Desde ese horizonte puedo entender que la objeción de Hegel nos pone en los límites del lenguaje (Wittgenstein). Desde Santo Tomás deducimos que hay una causa de lo finito que no puede ser ella misma finita, y entonces, vía negación, la llamamos in-finita. Pero no porque la conozcamos en su esencia, o no porque primero concibamos lo infinito y luego lo finito, sino porque la deducimos como lo no-finito. No la imaginamos, no la concebimos, la deducimos. Y ello abre el diálogo con toda la metafísica cristiana neoplatónica donde conocemos lo que Dios NO es pero no lo que es…. Pero Santo Tomás agrega también la vía de la eminencia. Porque retoma la vía de la participación. Dicho de manera menos técnica, lo finito se acerca a lo que es eminente. Por ejemplo, Marta Argerich toca Chopin de manera perfecta, eminente. Si yo fuera su alumno, yo podría acercarme asintóticamente a esa perfección sin alcanzarla nunca. Y, claro, Marta Argerich NO sería Gabriel. Pero ese no ser Gabriel no le quita nada a Marta de su perfección o eminencia….

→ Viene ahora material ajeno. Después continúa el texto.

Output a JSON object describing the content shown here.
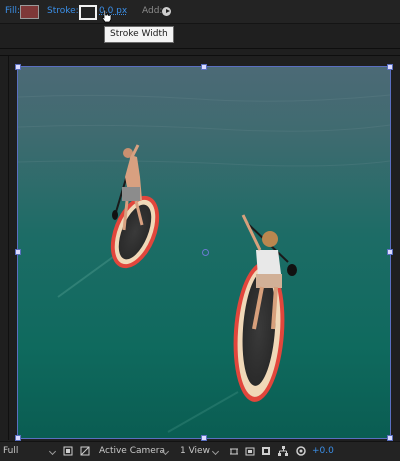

El engaño, los nudos del lenguaje, se produce en nosotros porque nuestro lenguaje es finito. Para hablar de lo infinito debemos ser lacónicos y cuidadosos, casi como un ciego hablando de la luz. Nuestro lenguaje tiende a establecer dos clases: la clase de lo finito y la clase de lo infinito. Y claro, allí se arruinó todo (Santo Tomás y Hegel incluídos). O tendemos a imaginar algo así: lo finito, una línea en el medio y del otro lado lo infinito, que queda, claro, limitado, cortado por la mitad, o sea finito.

“Lo otro de lo finito”, o sea Dios, nos habla con analogías, con metáforas, con parábolas, con sombras que nuestro intelecto pueda comprender. Y la fides quarens intellectum busca la forma de hablar de Dios y entonces toma la analogía de Aristóteles y la aplica al horizonte judeo-cristiano. Eso es Santo Tomás. Pero, nada más :-). Ni nada menos. El lenguaje humano llega a su límite, y es el silencio la distancia entre ese límite y la comprensión de Dios.